Necessity is the Mother of Invention
Every entrepreneur hits a point where they have to choose: fold, or figure it out. I needed software. No one could build it, and the one person who could wanted to bleed me dry. Tim Cook’s mantra, “Own the crucial parts of your business,” echoed in my head. Fine. I’d write the damn software myself.
I knew a little Python and discovered a tool called Sikuli. It was brilliant—automation based on what you see on your screen. Take a screenshot of a button, tell it to click, and boom: it works. It was like hiring a $3/hour virtual assistant that never slept. True automation.
The only problem? When Sikuli ran, my computer was locked up. I needed another machine. A cheap Linux PC was a disaster. Windows? Better, but inconsistent. My trusty MacBook Air worked best, so I bought another one. Then another. And another.
Office Space
My software wasn’t perfect, but my internet was worse. High latency and inconsistent speeds crashed my program constantly—error handling wasn’t in my skillset back then. Throwing money at the problem worked for MacBook Airs, so why not for internet?
Google Fiber was rolling out in a few cities, and Kansas City was the closest option. I even considered moving there. But then I saw an ad in Boulder’s newspaper (the one for weirdos) about an office park installing Colorado’s first gigabit internet.
I called immediately, toured the place the same day, and signed a lease on the spot. Three years, $900 a month—for a small three-room office in a fancy building. By then, that was pocket change. As soon as the fiber was installed, I moved my growing fleet of MacBook Airs in. It was game on.
Luxury High-rises
At first, I lived in the Denver Tech Center while my office was in Golden, CO. Commuting? Hard pass. So I snagged an apartment in Golden, right next to the office. My backyard was Table Top Mountain, with a trailhead steps from my door. Deer would wander by while I hiked, taking in the perfect view of the city.

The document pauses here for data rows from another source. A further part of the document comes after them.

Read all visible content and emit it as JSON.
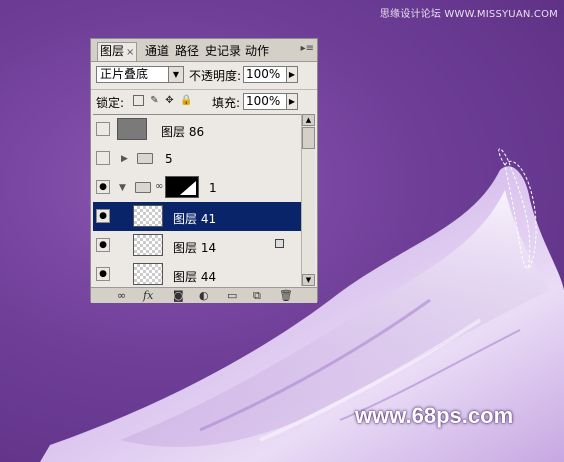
{
  "watermarks": {
    "top": "思缘设计论坛 WWW.MISSYUAN.COM",
    "bottom": "www.68ps.com"
  },
  "panel": {
    "tabs": [
      {
        "label": "图层",
        "active": true
      },
      {
        "label": "通道",
        "active": false
      },
      {
        "label": "路径",
        "active": false
      },
      {
        "label": "史记录",
        "active": false
      },
      {
        "label": "动作",
        "active": false
      }
    ],
    "tab_close": "×",
    "menu_glyph": "▸≡",
    "blend_mode": "正片叠底",
    "opacity_label": "不透明度:",
    "opacity_value": "100%",
    "lock_label": "锁定:",
    "fill_label": "填充:",
    "fill_value": "100%",
    "layers": [
      {
        "name": "图层 86",
        "visible": false,
        "type": "layer"
      },
      {
        "name": "5",
        "visible": false,
        "type": "group"
      },
      {
        "name": "1",
        "visible": true,
        "type": "group-mask"
      },
      {
        "name": "图层 41",
        "visible": true,
        "type": "layer",
        "selected": true
      },
      {
        "name": "图层 14",
        "visible": true,
        "type": "layer",
        "locked": true
      },
      {
        "name": "图层 44",
        "visible": true,
        "type": "layer"
      }
    ]
  },
  "colors": {
    "background": "#6f3f98",
    "selection": "#0a2469",
    "fabric": "#e6d6f2"
  }
}
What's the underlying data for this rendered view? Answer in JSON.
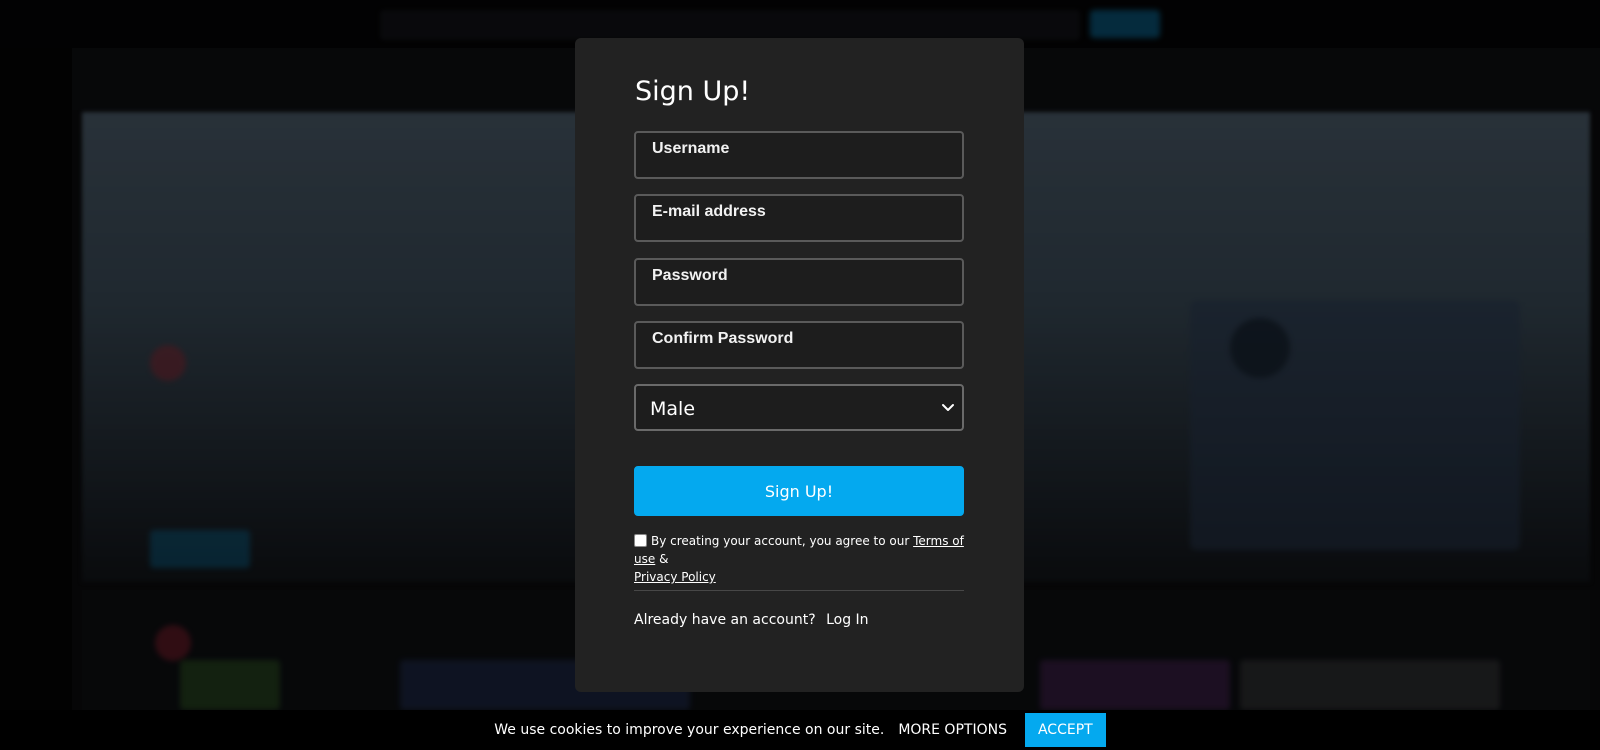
{
  "signup": {
    "title": "Sign Up!",
    "username_placeholder": "Username",
    "email_placeholder": "E-mail address",
    "password_placeholder": "Password",
    "confirm_password_placeholder": "Confirm Password",
    "gender_selected": "Male",
    "submit_label": "Sign Up!",
    "terms_text": "By creating your account, you agree to our",
    "terms_link": "Terms of use",
    "terms_and": "&",
    "privacy_link": "Privacy Policy",
    "terms_checked": false
  },
  "login": {
    "prompt": "Already have an account?",
    "link_label": "Log In"
  },
  "cookie_bar": {
    "message": "We use cookies to improve your experience on our site.",
    "more_options_label": "MORE OPTIONS",
    "accept_label": "ACCEPT"
  },
  "colors": {
    "accent": "#04a9ef",
    "modal_bg": "#222222",
    "field_bg": "#1d1d1d"
  },
  "icons": {
    "select_chevron": "chevron-down-icon"
  }
}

A year later, a new luxury high-rise opened in Downtown Denver—with gigabit internet. I upgraded. Instead of looking at the city, I was looking at the mountains. Life was partying hard and hustling harder. But when the lease was up, they raised the rent. Then raised it again. Denver’s cool, but it’s not California cool.
So, I Googled. Turns out, for the same price, I could get a super-luxury condo on the Strip in Las Vegas, complete with valet parking and a killer view of the action. Some people barely survive a Vegas weekend. I thrived there for a year.
Fork in the Road
Arbitrage opportunities don’t last forever. Profits dropped, and my competitors—led by my old partner—got dirty. Negative reviews, copyright claims to take down my listings. I fought back with lawyers and held my ground, but after six years, I knew the game was up. It was time for something new.
Normally, I’d dive into another business, but I faced two problems. First, running a business while coding it is brutal—it’s better to do one or the other. Second, while my arbitrage business broke the physical limits of selling shoes, I’d hit a new ceiling. Sure, I was doing millions in sales, but I was just a big fish in a small pond. I needed a bigger pond.
So, I made the leap: I decided to become a real software developer. That meant starting over, taking a huge pay cut, and learning to thrive in an entirely new world. I sold all 32 MacBook Airs and bought a single MacBook Pro. One machine, one new direction.